Le dollar américain a également continué d’augmenter par rapport au yuan chinois pendant six mois, mais certains signes indiquent que la demande pour les nouveaux iPhones d’Apple dans le pays pourrait s’affaiblir. Alors que Maestri a déclaré qu’Apple avait enregistré de nouveaux records pour le trimestre de septembre en Grande Chine, un rapport récent de Jeffries a déclaré que les ventes en Chine des quatre nouveaux modèles d’iPhone 14 au cours de leurs 38 premiers jours de vente étaient en baisse de 28 % par rapport aux modèles d’iPhone 13 de la même période.

Voici quelques autres comparaisons des prix des modèles d’iPhone de base entre les séries 14 et 13 :

Australie:

  • iPhone 13 : 1 349 dollars australiens
  • iPhone 14 : 1 399 dollars australiens

Japon:

  • iPhone 13 : 98 800 yens japonais
  • iPhone 14 : 119 800 yens japonais

Allemagne:

  • iPhone 13 : 899 euros
  • iPhone 14 : 999 euros

Les entreprises ressentent l’impact de la force du dollar

Apple n’est pas la seule entreprise à reconnaître l’impact des vents contraires sur les devises sur ses décisions commerciales et tarifaires.

McDonalds a rapporté que la devise a entraîné une baisse de ses revenus de 7 points de pourcentage, entraînant une baisse de 5% des ventes d’une année sur l’autre – qui auraient pu augmenter de 2% sans les effets de change. Avec 60% de ses ventes provenant de l’extérieur des États-Unis, “De toute évidence, nous traduisons ces ventes en moins de dollars américains”, a déclaré le directeur financier Ian Borden lors de l’appel aux résultats de la société la semaine dernière.

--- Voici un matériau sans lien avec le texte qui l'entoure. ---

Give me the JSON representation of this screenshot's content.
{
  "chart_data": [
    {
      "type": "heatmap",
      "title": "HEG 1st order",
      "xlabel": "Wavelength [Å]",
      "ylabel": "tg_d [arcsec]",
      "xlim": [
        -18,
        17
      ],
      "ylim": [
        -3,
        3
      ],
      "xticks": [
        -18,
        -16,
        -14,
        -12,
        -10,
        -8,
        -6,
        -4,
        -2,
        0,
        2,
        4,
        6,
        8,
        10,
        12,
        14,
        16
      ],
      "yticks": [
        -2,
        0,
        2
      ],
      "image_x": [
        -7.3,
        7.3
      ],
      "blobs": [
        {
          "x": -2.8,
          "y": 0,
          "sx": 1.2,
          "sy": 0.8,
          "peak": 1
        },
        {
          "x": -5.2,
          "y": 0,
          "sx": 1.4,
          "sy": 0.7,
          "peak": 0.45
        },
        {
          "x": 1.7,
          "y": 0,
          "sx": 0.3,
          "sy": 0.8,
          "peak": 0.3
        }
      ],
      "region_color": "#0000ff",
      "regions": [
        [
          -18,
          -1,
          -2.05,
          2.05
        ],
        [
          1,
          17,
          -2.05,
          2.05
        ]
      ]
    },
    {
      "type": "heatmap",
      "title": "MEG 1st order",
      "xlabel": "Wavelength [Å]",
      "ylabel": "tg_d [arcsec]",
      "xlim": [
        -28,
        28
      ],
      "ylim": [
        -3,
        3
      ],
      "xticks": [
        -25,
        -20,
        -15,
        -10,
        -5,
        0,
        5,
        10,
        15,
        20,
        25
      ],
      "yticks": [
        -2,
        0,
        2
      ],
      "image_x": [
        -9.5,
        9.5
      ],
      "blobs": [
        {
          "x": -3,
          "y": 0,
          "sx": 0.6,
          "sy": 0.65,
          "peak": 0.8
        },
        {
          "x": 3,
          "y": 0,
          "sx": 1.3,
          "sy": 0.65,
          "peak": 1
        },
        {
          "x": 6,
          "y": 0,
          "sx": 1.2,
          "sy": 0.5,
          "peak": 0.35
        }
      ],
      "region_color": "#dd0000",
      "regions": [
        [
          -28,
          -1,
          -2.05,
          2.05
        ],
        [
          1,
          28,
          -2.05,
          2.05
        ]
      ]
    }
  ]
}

Dans P&G, la monnaie frappée continue de croître. La société de produits de consommation a fait état d’une baisse de 6% de ses ventes nettes en raison d’un “change défavorable”, qui a suivi un impact de change négatif de 3% et 4% au cours de chacun des deux trimestres précédents. La société a dû relever ses prévisions d’impact sur le taux de change cette année à 1,3 milliard de dollars, le directeur financier Andre Schulten déclarant lors de l’appel sur les résultats de la société la semaine dernière : “Le change a continué d’évoluer fortement contre nous”.

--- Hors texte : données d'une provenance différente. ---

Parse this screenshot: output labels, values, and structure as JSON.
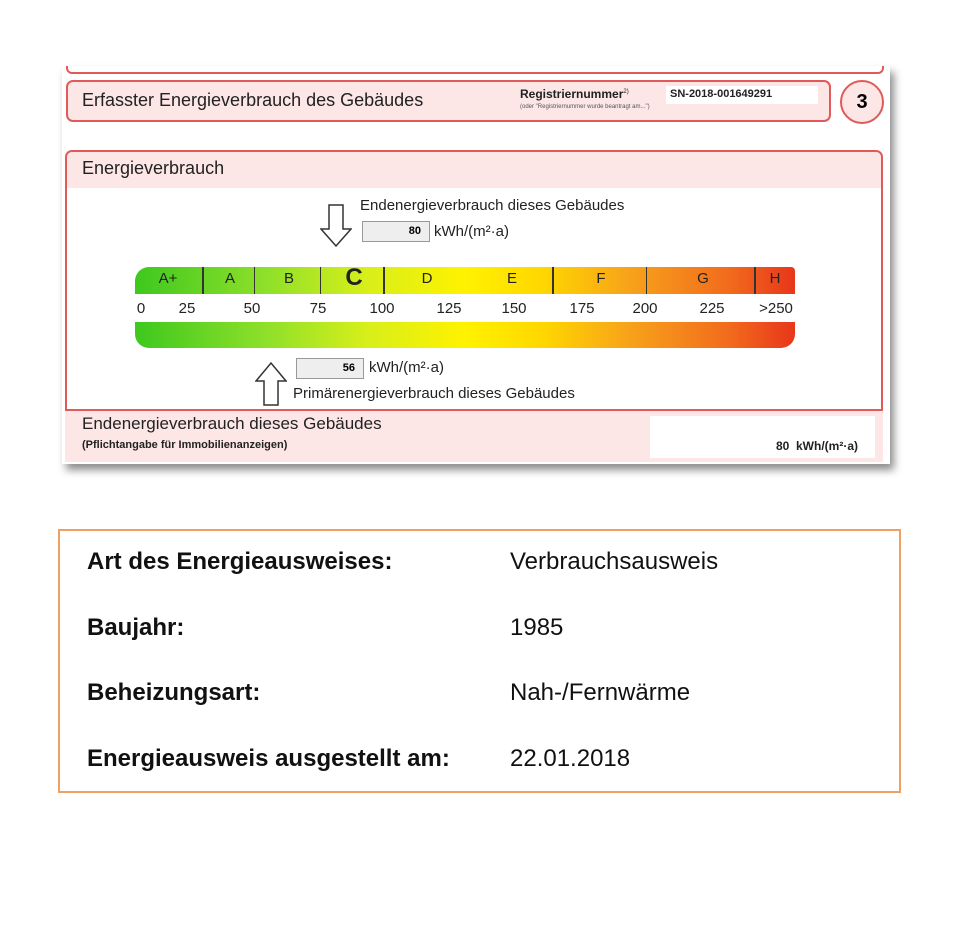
{
  "certificate": {
    "header_title": "Erfasster Energieverbrauch des Gebäudes",
    "registration_label": "Registriernummer",
    "registration_footnote": "2)",
    "registration_note": "(oder \"Registriernummer wurde beantragt am...\")",
    "registration_number": "SN-2018-001649291",
    "page_number": "3",
    "section_title": "Energieverbrauch",
    "final_energy_label": "Endenergieverbrauch dieses Gebäudes",
    "final_energy_value": "80",
    "unit": "kWh/(m²·a)",
    "primary_energy_label": "Primärenergieverbrauch dieses Gebäudes",
    "primary_energy_value": "56",
    "classes": [
      "A+",
      "A",
      "B",
      "C",
      "D",
      "E",
      "F",
      "G",
      "H"
    ],
    "current_class": "C",
    "scale_ticks": [
      "0",
      "25",
      "50",
      "75",
      "100",
      "125",
      "150",
      "175",
      "200",
      "225",
      ">250"
    ],
    "bottom_title": "Endenergieverbrauch dieses Gebäudes",
    "bottom_subtitle": "(Pflichtangabe für Immobilienanzeigen)",
    "bottom_value": "80  kWh/(m²·a)"
  },
  "info": [
    {
      "label": "Art des Energieausweises:",
      "value": "Verbrauchsausweis"
    },
    {
      "label": "Baujahr:",
      "value": "1985"
    },
    {
      "label": "Beheizungsart:",
      "value": "Nah-/Fernwärme"
    },
    {
      "label": "Energieausweis ausgestellt am:",
      "value": "22.01.2018"
    }
  ],
  "colors": {
    "frame": "#e05a5a",
    "header_bg": "#fde6e6",
    "info_border": "#f0a060"
  }
}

James Quincey, PDG de Coca Cola, qui réalise environ 80% de ses revenus en dehors des États-Unis, a déclaré que le dollar avait été un vent contraire à un chiffre cette année. “Ça va probablement être un gros vent contraire comme ça l’année prochaine”, a déclaré Quincey sur “Squawk on the Street” de CNBC la semaine dernière.

Coca-Cola, comme Apple, a cherché à compenser certains des vents contraires de la devise en augmentant les prix, ce qu’il a dit qu’il s’attend à continuer de faire alors que le dollar américain montre peu de signes d’affaiblissement. “Nous nous attendons à ce que les prix soient supérieurs à la normale l’année prochaine en plus de ce qui s’est passé cette année”, a déclaré Quincey.

Jusqu’à présent, Coca-Cola n’a pas signalé de baisse de la demande en raison de la hausse des prix, mais Quincey a déclaré qu’il y avait des préoccupations potentielles des consommateurs à l’horizon.

“Nous voyons nos consommateurs commencer à réagir de la manière traditionnelle qu’ils feraient en période de récession ; retarder les articles discrétionnaires et coûteux et peut-être aller vers davantage de chaînes de marque maison ou de rabais”, a déclaré Quincey, citant “certains effets de la réduction le pouvoir d’achat là-bas sur le marché.”